Protesting against the historically "distorted" and "almost completely false" depiction of the RAF's assassination of leading German banker Jürgen Ponto, Ignes Ponto, his widow and witness, returned her Federal Cross of Merit, since she saw the German government, which co-produced the film through various film financing funds, as jointly responsible for the "public humiliations" suffered by her and her family. Representing the family, her daughter Corinna Ponto called the film's violation of their privacy "wrong" and "particularly perfidious."

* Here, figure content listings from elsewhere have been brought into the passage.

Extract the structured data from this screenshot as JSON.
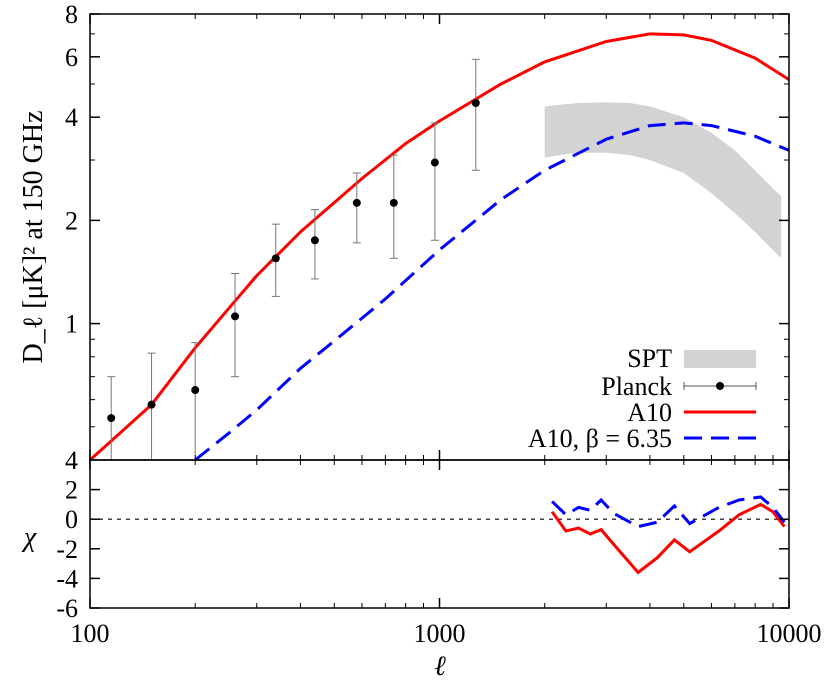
{
  "chart_data": [
    {
      "panel": "top",
      "type": "line",
      "xlabel": "ℓ",
      "ylabel": "D_ℓ [μK]² at 150 GHz",
      "xscale": "log",
      "yscale": "log",
      "xlim": [
        100,
        10000
      ],
      "ylim": [
        0.4,
        8
      ],
      "y_ticks": [
        {
          "value": 1,
          "label": "1"
        },
        {
          "value": 2,
          "label": "2"
        },
        {
          "value": 4,
          "label": "4"
        },
        {
          "value": 6,
          "label": "6"
        },
        {
          "value": 8,
          "label": "8"
        }
      ],
      "y_bottom_label": "4",
      "legend_position": "bottom-right",
      "series": [
        {
          "name": "SPT",
          "kind": "band",
          "color": "#d3d3d3",
          "x": [
            2000,
            2200,
            2500,
            3000,
            3500,
            4000,
            5000,
            6000,
            7000,
            8000,
            9500
          ],
          "upper": [
            4.3,
            4.35,
            4.4,
            4.42,
            4.4,
            4.3,
            4.0,
            3.6,
            3.2,
            2.8,
            2.35
          ],
          "lower": [
            3.05,
            3.1,
            3.15,
            3.15,
            3.1,
            3.0,
            2.75,
            2.4,
            2.1,
            1.85,
            1.55
          ]
        },
        {
          "name": "Planck",
          "kind": "errorbar",
          "color": "#000000",
          "x": [
            115,
            150,
            200,
            260,
            340,
            440,
            580,
            740,
            970,
            1270
          ],
          "y": [
            0.53,
            0.58,
            0.64,
            1.05,
            1.55,
            1.75,
            2.25,
            2.25,
            2.95,
            4.4
          ],
          "yerr_low": [
            0.37,
            0.38,
            0.38,
            0.7,
            1.2,
            1.35,
            1.72,
            1.55,
            1.75,
            2.8
          ],
          "yerr_high": [
            0.7,
            0.82,
            0.88,
            1.4,
            1.95,
            2.15,
            2.75,
            3.1,
            3.85,
            5.9
          ]
        },
        {
          "name": "A10",
          "kind": "line",
          "color": "#ff0000",
          "dash": "solid",
          "x": [
            100,
            150,
            200,
            300,
            400,
            600,
            800,
            1000,
            1500,
            2000,
            3000,
            4000,
            5000,
            6000,
            8000,
            10000
          ],
          "y": [
            0.4,
            0.58,
            0.85,
            1.38,
            1.85,
            2.65,
            3.35,
            3.9,
            5.0,
            5.8,
            6.65,
            7.0,
            6.95,
            6.7,
            5.95,
            5.15
          ]
        },
        {
          "name": "A10, β = 6.35",
          "kind": "line",
          "color": "#0000ff",
          "dash": "dashed",
          "x": [
            200,
            250,
            300,
            400,
            500,
            700,
            1000,
            1500,
            2000,
            3000,
            4000,
            5000,
            6000,
            8000,
            10000
          ],
          "y": [
            0.4,
            0.48,
            0.56,
            0.74,
            0.89,
            1.18,
            1.64,
            2.3,
            2.8,
            3.45,
            3.78,
            3.85,
            3.78,
            3.52,
            3.2
          ]
        }
      ],
      "legend": [
        "SPT",
        "Planck",
        "A10",
        "A10, β = 6.35"
      ]
    },
    {
      "panel": "bottom",
      "type": "line",
      "xlabel": "ℓ",
      "ylabel": "χ",
      "xscale": "log",
      "xlim": [
        100,
        10000
      ],
      "ylim": [
        -6,
        4
      ],
      "y_ticks": [
        {
          "value": -6,
          "label": "-6"
        },
        {
          "value": -4,
          "label": "-4"
        },
        {
          "value": -2,
          "label": "-2"
        },
        {
          "value": 0,
          "label": "0"
        },
        {
          "value": 2,
          "label": "2"
        }
      ],
      "x_ticks": [
        {
          "value": 100,
          "label": "100"
        },
        {
          "value": 1000,
          "label": "1000"
        },
        {
          "value": 10000,
          "label": "10000"
        }
      ],
      "zero_line": true,
      "series": [
        {
          "name": "A10",
          "color": "#ff0000",
          "dash": "solid",
          "x": [
            2100,
            2300,
            2500,
            2700,
            2900,
            3150,
            3700,
            4200,
            4700,
            5200,
            6300,
            7200,
            8300,
            9000,
            9700
          ],
          "y": [
            0.5,
            -0.8,
            -0.6,
            -1.0,
            -0.7,
            -1.7,
            -3.6,
            -2.6,
            -1.4,
            -2.2,
            -0.8,
            0.3,
            1.0,
            0.5,
            -0.5
          ]
        },
        {
          "name": "A10, β = 6.35",
          "color": "#0000ff",
          "dash": "dashed",
          "x": [
            2100,
            2300,
            2500,
            2700,
            2900,
            3150,
            3700,
            4200,
            4700,
            5200,
            6300,
            7200,
            8300,
            9000,
            9700
          ],
          "y": [
            1.2,
            0.3,
            0.8,
            0.6,
            1.3,
            0.4,
            -0.5,
            -0.2,
            0.9,
            -0.3,
            0.8,
            1.3,
            1.5,
            0.8,
            -0.2
          ]
        }
      ]
    }
  ]
}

Jörg Schleyer, the son of the assassinated manager and then president of the Confederation of German Employers' Associations, Hanns Martin Schleyer, states, however, that the movie was a great film which finally portrayed the RAF as what it actually was, "a merciless, ruthless gang of murderers." Commenting on the blatant depiction of violence he said, "Only a movie like this can show young people how brutal and bloodthirsty the RAF's actions were at that time."
The German TV channel ARD aired the film split in two parts with new footage added to each part. This extended version was later released in Germany on DVD as well. The first part adds ten minutes and 41 seconds of new footage, the second part 3 minutes and 41 seconds.